ところがネット検索をして現れる代替医療の中には、いかがわしい「民間療法」が含まれていることが珍しくありません。
ここで紹介する「代替医療」はすべて、医師免許を持ち、がん治療の実績がある医師が行っているものです。
また、治療効果について「論争」がある代替医療については、そのことを明記しておきました。
「代替医療」と「三大療法」と「民間療法」の違い
個々の代替医療を紹介する前に、言葉の定義をしておきます。
代替医療は実績のある医師が行う自由診療
「三大療法」は標準治療とも呼ばれ、国内のがん関連学会が推奨している「手術療法」「抗がん剤療法」「放射線療法」のことです。
さらに厚生労働省が「医療保険が使える医療」として認定していることも三大療法の特徴です。
代替医療と三大療法との関係は、原則、①三大療法の効果が出なくなった後に代替医療に移行する、②三大療法と並行して代替医療を行う――の2パターンになります。

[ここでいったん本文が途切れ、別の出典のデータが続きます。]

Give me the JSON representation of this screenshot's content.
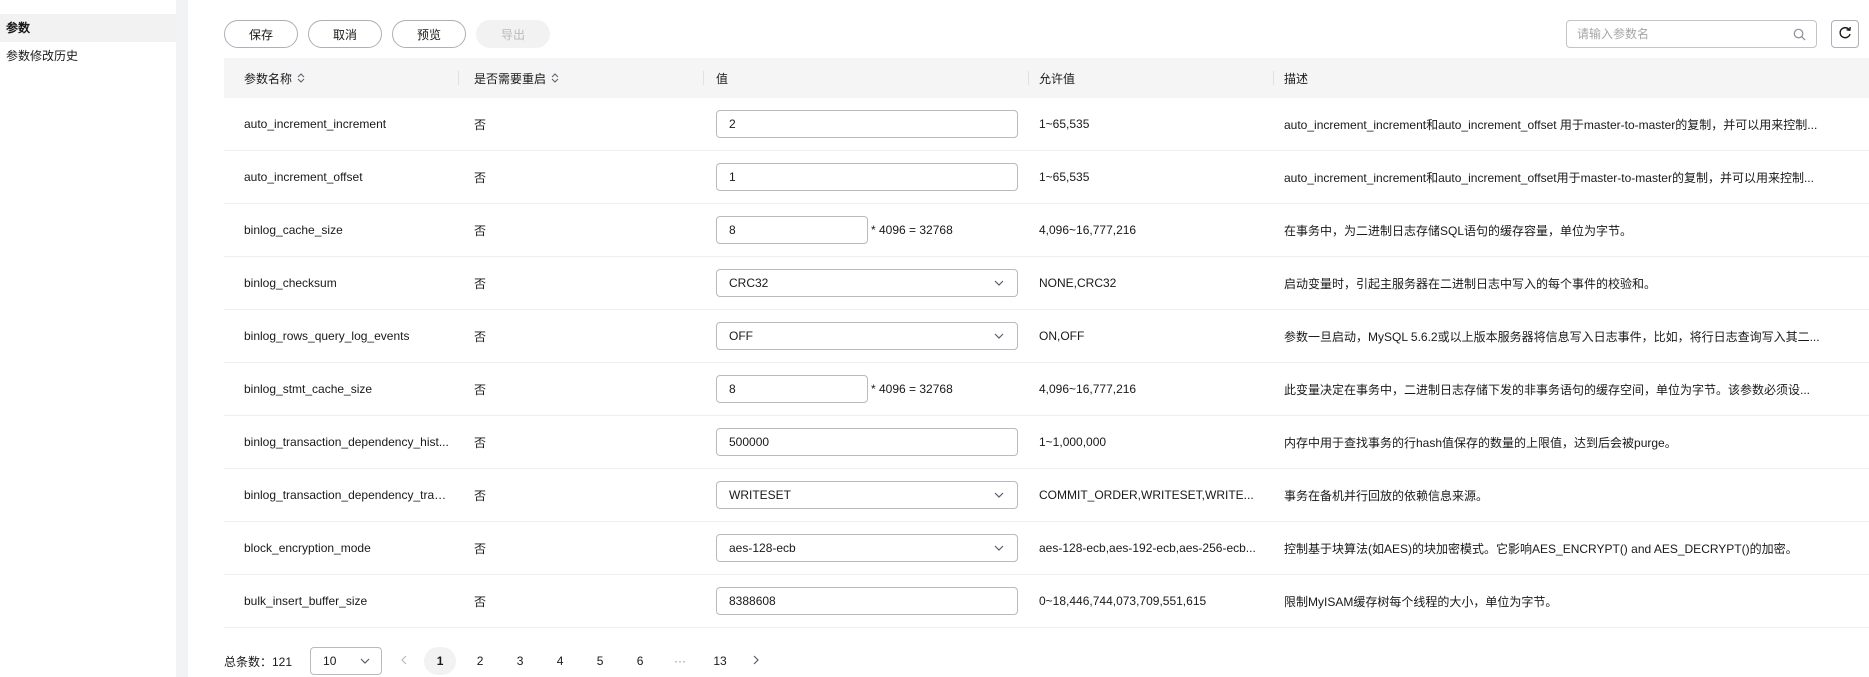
{
  "sidebar": {
    "items": [
      {
        "label": "参数",
        "active": true
      },
      {
        "label": "参数修改历史",
        "active": false
      }
    ]
  },
  "toolbar": {
    "save_label": "保存",
    "cancel_label": "取消",
    "preview_label": "预览",
    "export_label": "导出"
  },
  "search": {
    "placeholder": "请输入参数名",
    "value": ""
  },
  "table": {
    "headers": {
      "name": "参数名称",
      "restart": "是否需要重启",
      "value": "值",
      "allowed": "允许值",
      "desc": "描述"
    },
    "rows": [
      {
        "name": "auto_increment_increment",
        "restart": "否",
        "value": "2",
        "allowed": "1~65,535",
        "desc": "auto_increment_increment和auto_increment_offset 用于master-to-master的复制，并可以用来控制..."
      },
      {
        "name": "auto_increment_offset",
        "restart": "否",
        "value": "1",
        "allowed": "1~65,535",
        "desc": "auto_increment_increment和auto_increment_offset用于master-to-master的复制，并可以用来控制..."
      },
      {
        "name": "binlog_cache_size",
        "restart": "否",
        "value": "8",
        "calc": "* 4096 = 32768",
        "allowed": "4,096~16,777,216",
        "desc": "在事务中，为二进制日志存储SQL语句的缓存容量，单位为字节。"
      },
      {
        "name": "binlog_checksum",
        "restart": "否",
        "value": "CRC32",
        "allowed": "NONE,CRC32",
        "desc": "启动变量时，引起主服务器在二进制日志中写入的每个事件的校验和。"
      },
      {
        "name": "binlog_rows_query_log_events",
        "restart": "否",
        "value": "OFF",
        "allowed": "ON,OFF",
        "desc": "参数一旦启动，MySQL 5.6.2或以上版本服务器将信息写入日志事件，比如，将行日志查询写入其二..."
      },
      {
        "name": "binlog_stmt_cache_size",
        "restart": "否",
        "value": "8",
        "calc": "* 4096 = 32768",
        "allowed": "4,096~16,777,216",
        "desc": "此变量决定在事务中，二进制日志存储下发的非事务语句的缓存空间，单位为字节。该参数必须设..."
      },
      {
        "name": "binlog_transaction_dependency_hist...",
        "restart": "否",
        "value": "500000",
        "allowed": "1~1,000,000",
        "desc": "内存中用于查找事务的行hash值保存的数量的上限值，达到后会被purge。"
      },
      {
        "name": "binlog_transaction_dependency_trac...",
        "restart": "否",
        "value": "WRITESET",
        "allowed": "COMMIT_ORDER,WRITESET,WRITE...",
        "desc": "事务在备机并行回放的依赖信息来源。"
      },
      {
        "name": "block_encryption_mode",
        "restart": "否",
        "value": "aes-128-ecb",
        "allowed": "aes-128-ecb,aes-192-ecb,aes-256-ecb...",
        "desc": "控制基于块算法(如AES)的块加密模式。它影响AES_ENCRYPT() and AES_DECRYPT()的加密。"
      },
      {
        "name": "bulk_insert_buffer_size",
        "restart": "否",
        "value": "8388608",
        "allowed": "0~18,446,744,073,709,551,615",
        "desc": "限制MyISAM缓存树每个线程的大小，单位为字节。"
      }
    ]
  },
  "pagination": {
    "total": "总条数：121",
    "page_size": "10",
    "pages": [
      "1",
      "2",
      "3",
      "4",
      "5",
      "6",
      "···",
      "13"
    ],
    "current": "1"
  },
  "icons": {
    "search": "search-icon",
    "refresh": "refresh-icon",
    "sort": "sort-icon",
    "chevron": "chevron-down-icon",
    "prev": "chevron-left-icon",
    "next": "chevron-right-icon"
  }
}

ただ例外として、三大療法と相性が悪い代替医療があったり、三大療法を拒否する患者が代替医療を単独で受ける場合があります。
民間医療では多額の治療費を請求されることも
そして「民間療法」ですが、これは代替医療や三大療法と決定的に異なります。まず民間療法を行っている人は、医師ではない人や、医師免許を持っていても特殊な事情を持つ医師です。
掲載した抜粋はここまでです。